Facebook sues Isreali firm over WhatsApp hack


Today, Facebook filed a lawsuit in the US against NSO Group, an Israeli company that sells spyware products. The social media giant claims that the NSO Group sold and was directly involved in the deployment of a zero-day WhatsApp to more than 1,400 users.

A Financial Times report claimed that the NSO Group had developed an exploit that exploited a bug in WhatsApp’s VoIP call system.

Targets would get a WhatsApp call, but specially crafted RTCP packets allowed an attacker to run malicious code that installed the Pegasus spyware kit by NSO Group on targeted devices-regardless of whether they were running Android or iPhones.

Facebook completes the investigation, file complaint “Now, after months of investigation, we can say who was behind this attack,” said Will Cathcart, Head of WhatsApp in Facebook, in an op-ed on the Washington Post.
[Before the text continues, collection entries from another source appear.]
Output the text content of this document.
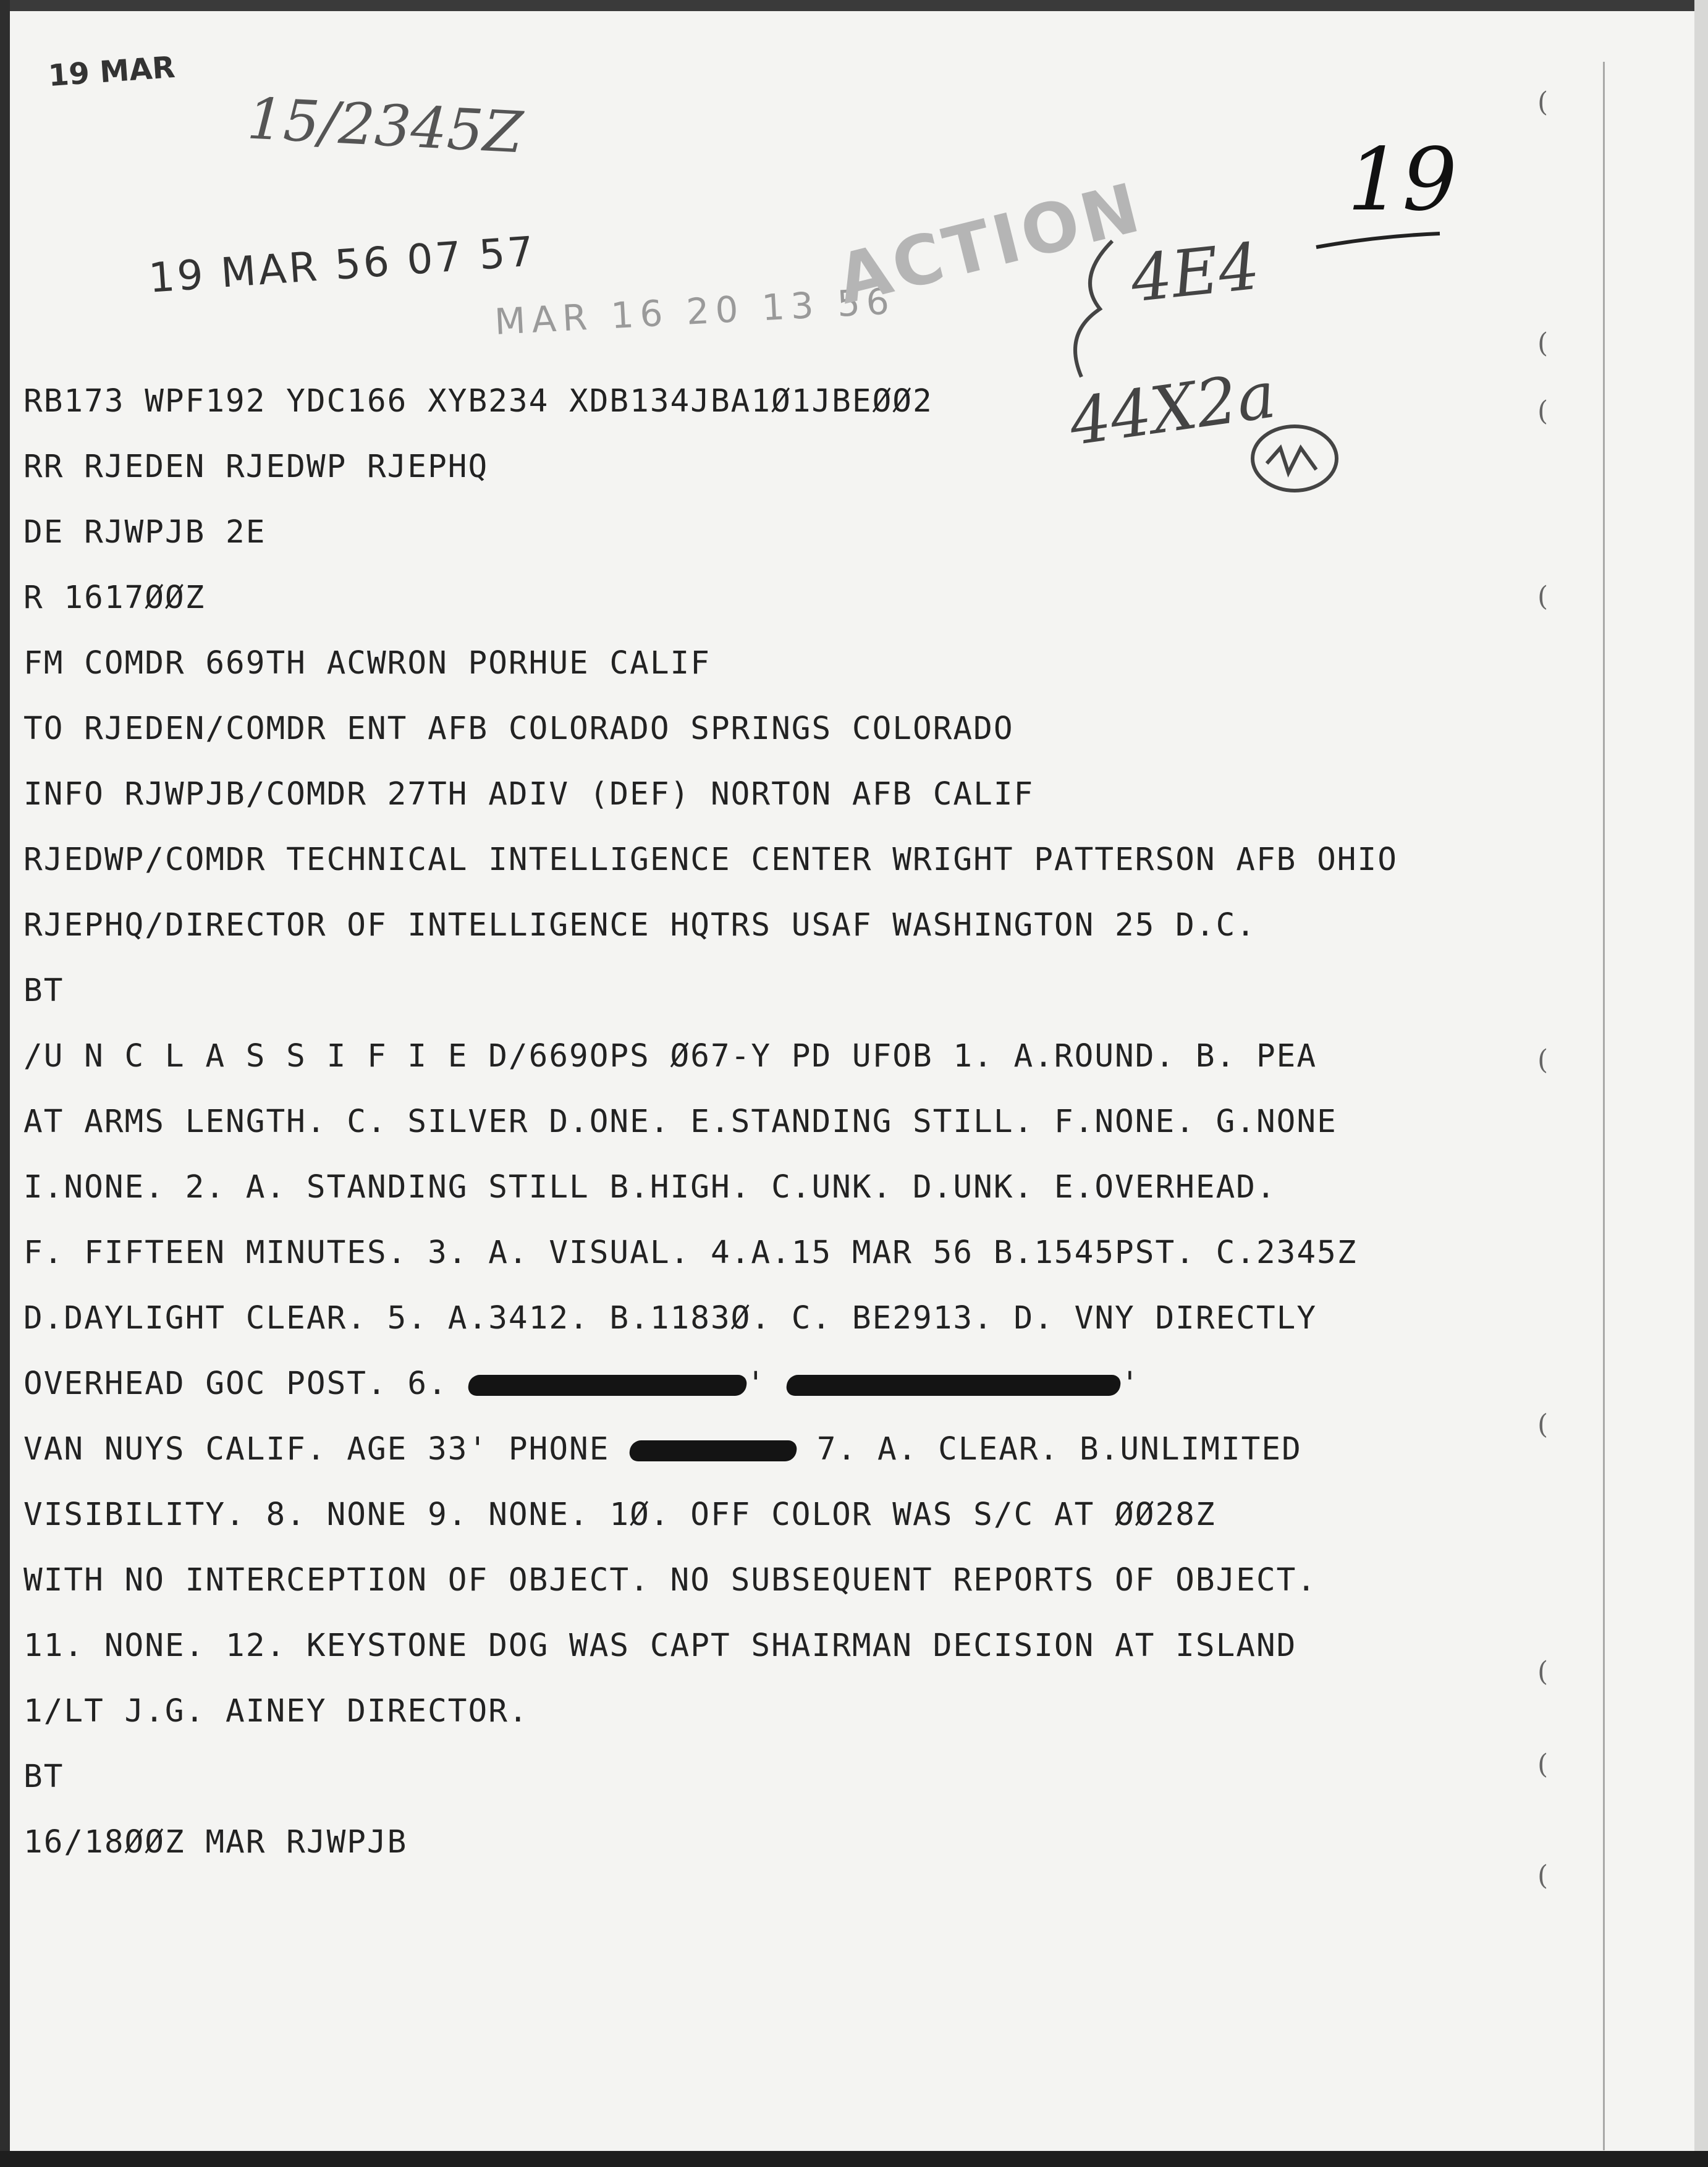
(
(
(
(
(
(
(
(
(
19 MAR
15/2345Z
19 MAR 56 07 57
MAR 16 20 13 56
ACTION 19
4E4
44X2a
RB173 WPF192 YDC166 XYB234 XDB134JBA1Ø1JBEØØ2
RR RJEDEN RJEDWP RJEPHQ
DE RJWPJB 2E
R 1617ØØZ
FM COMDR 669TH ACWRON PORHUE CALIF
TO RJEDEN/COMDR ENT AFB COLORADO SPRINGS COLORADO
INFO RJWPJB/COMDR 27TH ADIV (DEF) NORTON AFB CALIF
RJEDWP/COMDR TECHNICAL INTELLIGENCE CENTER WRIGHT PATTERSON AFB OHIO
RJEPHQ/DIRECTOR OF INTELLIGENCE HQTRS USAF WASHINGTON 25 D.C.
BT
/U N C L A S S I F I E D/669OPS Ø67-Y PD UFOB 1. A.ROUND. B. PEA
AT ARMS LENGTH. C. SILVER D.ONE. E.STANDING STILL. F.NONE. G.NONE
I.NONE. 2. A. STANDING STILL B.HIGH. C.UNK. D.UNK. E.OVERHEAD.
F. FIFTEEN MINUTES. 3. A. VISUAL. 4.A.15 MAR 56 B.1545PST. C.2345Z
D.DAYLIGHT CLEAR. 5. A.3412. B.1183Ø. C. BE2913. D. VNY DIRECTLY
OVERHEAD GOC POST. 6.	'	'
VAN NUYS CALIF. AGE 33' PHONE	7. A. CLEAR. B.UNLIMITED
VISIBILITY. 8. NONE 9. NONE. 1Ø. OFF COLOR WAS S/C AT ØØ28Z
WITH NO INTERCEPTION OF OBJECT. NO SUBSEQUENT REPORTS OF OBJECT.
11. NONE. 12. KEYSTONE DOG WAS CAPT SHAIRMAN DECISION AT ISLAND
1/LT J.G. AINEY DIRECTOR.
BT
16/18ØØZ MAR RJWPJB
“When we collected the details we received in our complaint, we found that the attackers used servers and Internet hosting services that had previously been connected to NSO.” In fact, when our complaint states, we linked some of the WhatsApp accounts used during the attacks back to NSO. While their attack was very sophisticated, their attempts to cover their tracks were not entirely successful, "said Cathcart.

WhatsApp zero-day use on 1,400 phones According to court documents, the attack targeted more than 1,400 devices belonging to lawyers, reporters, human rights activists, political dissidents, diplomats and other senior foreign government officials.